Harry bristles, but Shane only shrugs and begins setting up the backgammon board again.
An hour later all the scotch is gone and the stakes are up to fifty dollars a point. Shane has won most of the games, but Harry has beaten Matthew at least, and now is slumped in his chair with his hands on his belly and his eyes half-closed watching the other two play. Matthew’s losing again, has lost all night but doesn’t seem to care. He found his keys in his pocket as soon as he sat down, and right now has Shane in stitches with a story he’s been telling too softly for anyone else to hear.
It’s close to nine when the door opens again. This time the bell jangle sounds as erotic as a belly dance.
“Hey y’all.” Cheyenne is not from the South, but she has come straight from night school—art school. She is dressed head to toe in black. Her short spiky hair is Marilyn-white, her red lips a beacon, a call.
Celia frowns, although by now she can’t feel it; her face has gone numb. You have a key? is what she means to say, but before she can the thought is gone; only the feeling remains, like she’s been stung in a place she can’t reach. And then it spreads, becomes a dull throbbing ache, because Matthew is smiling, has gotten to his feet. All she can see is his tight blue-jeaned ass and Cheyenne’s one leg, swathed to the knee in black leather and then miles of stockinged thigh. Something passes between them, as physical as a kiss, and then he’s past her and the bells are reflecting back Celia’s own anger and ugliness and loss. Unknowingly she’s rising, wondering where he’s going, her initial fear that it would be with Cheyenne morphing into a feeling far worse, because the devil you know is far better than the one you don’t.
Ozan is rising too, feeling old and blindsided by the sight of Celia wilting in the wake of another man’s departure, a man who is no one, nothing, a common thief. It is he, Ozan, who’s there to guide her when she lists, his hand massaging the wide soft side of her ass as she staggers out the door.

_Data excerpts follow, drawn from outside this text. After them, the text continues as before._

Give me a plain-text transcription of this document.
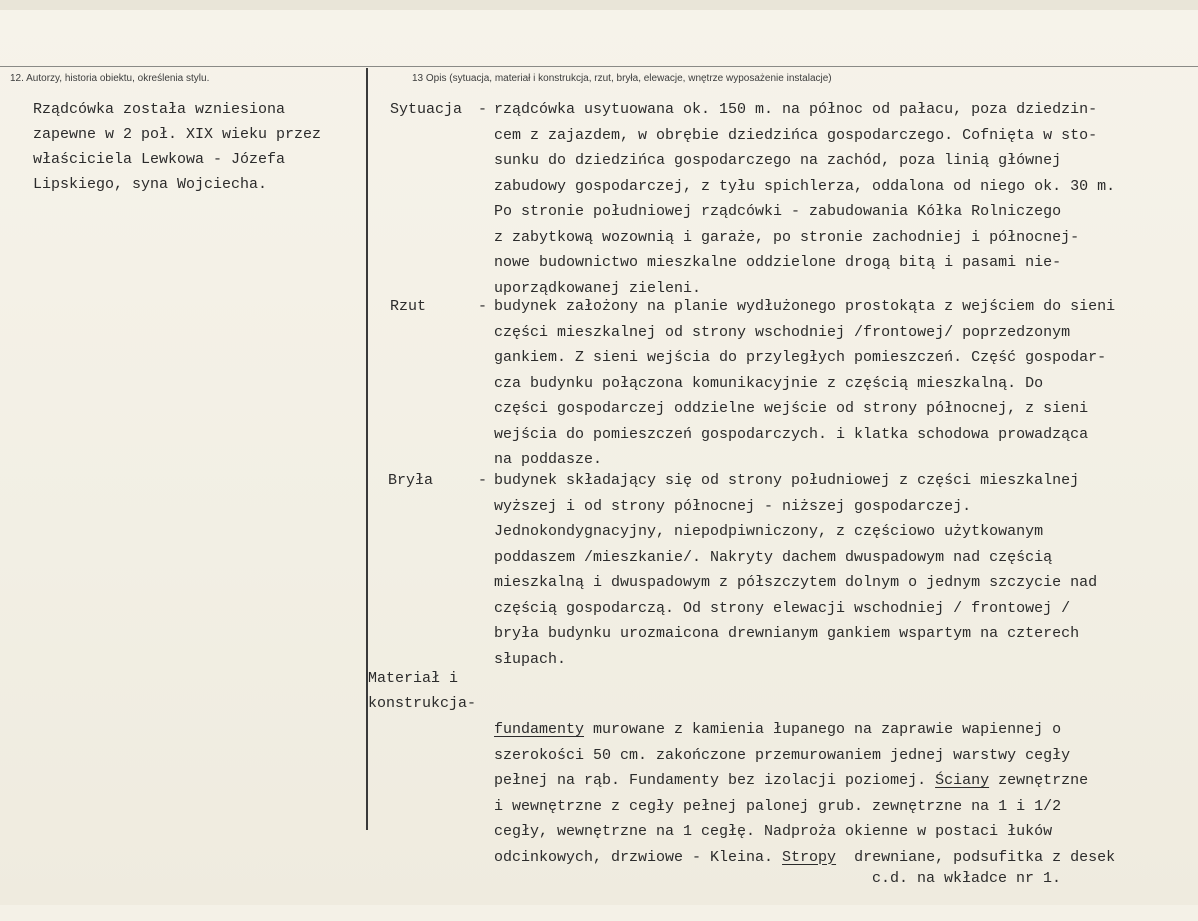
12. Autorzy, historia obiektu, określenia stylu.	13 Opis (sytuacja, materiał i konstrukcja, rzut, bryła, elewacje, wnętrze wyposażenie instalacje)
Rządcówka została wzniesiona
zapewne w 2 poł. XIX wieku przez
właściciela Lewkowa - Józefa
Lipskiego, syna Wojciecha.
Sytuacja - rządcówka usytuowana ok. 150 m. na północ od pałacu, poza dziedzin-
cem z zajazdem, w obrębie dziedzińca gospodarczego. Cofnięta w sto-
sunku do dziedzińca gospodarczego na zachód, poza linią głównej
zabudowy gospodarczej, z tyłu spichlerza, oddalona od niego ok. 30 m.
Po stronie południowej rządcówki - zabudowania Kółka Rolniczego
z zabytkową wozownią i garaże, po stronie zachodniej i północnej-
nowe budownictwo mieszkalne oddzielone drogą bitą i pasami nie-
uporządkowanej zieleni.
Rzut	- budynek założony na planie wydłużonego prostokąta z wejściem do sieni
części mieszkalnej od strony wschodniej /frontowej/ poprzedzonym
gankiem. Z sieni wejścia do przyległych pomieszczeń. Część gospodar-
cza budynku połączona komunikacyjnie z częścią mieszkalną. Do
części gospodarczej oddzielne wejście od strony północnej, z sieni
wejścia do pomieszczeń gospodarczych. i klatka schodowa prowadząca
na poddasze.
Bryła	- budynek składający się od strony południowej z części mieszkalnej
wyższej i od strony północnej - niższej gospodarczej.
Jednokondygnacyjny, niepodpiwniczony, z częściowo użytkowanym
poddaszem /mieszkanie/. Nakryty dachem dwuspadowym nad częścią
mieszkalną i dwuspadowym z półszczytem dolnym o jednym szczycie nad
częścią gospodarczą. Od strony elewacji wschodniej / frontowej /
bryła budynku urozmaicona drewnianym gankiem wspartym na czterech
słupach.
Materiał i
konstrukcja-

fundamenty murowane z kamienia łupanego na zaprawie wapiennej o
szerokości 50 cm. zakończone przemurowaniem jednej warstwy cegły
pełnej na rąb. Fundamenty bez izolacji poziomej. Ściany zewnętrzne
i wewnętrzne z cegły pełnej palonej grub. zewnętrzne na 1 i 1/2
cegły, wewnętrzne na 1 cegłę. Nadproża okienne w postaci łuków
odcinkowych, drzwiowe - Kleina. Stropy  drewniane, podsufitka z desek

c.d. na wkładce nr 1.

Now Darla is rising, spinning from the wine as she puts on her coat. All she can think of is that smile. She can still feel it’s white blinding super-heat, as if Matthew had turned it on her instead of Cheyenne. Tonight she will lie cocooned in it, masturbating with silent joy while her husband snores beside her smelling of mint and other people’s mouths.
No one says goodbye but Shane knows where they’re going—even Matthew, who has just been telling him all about how he gets his dick sucked on Thursday nights by high priced call girls in Hilton hotel rooms.
Harry doesn’t even realize Matthew is gone. Or Celia. Or Darla. Or Ozan. He’s too busy staring at Cheyenne. Cheyenne who’s now stalking him like a cat, staring right back until she’s standing in front of him. Without looking away, she reaches into her bag and pulls out a cigarette. Lights it. “Hi, Harry,” she says, and blows a smoke ring at him. It wobbles in the air, growing larger and larger, until it breaks.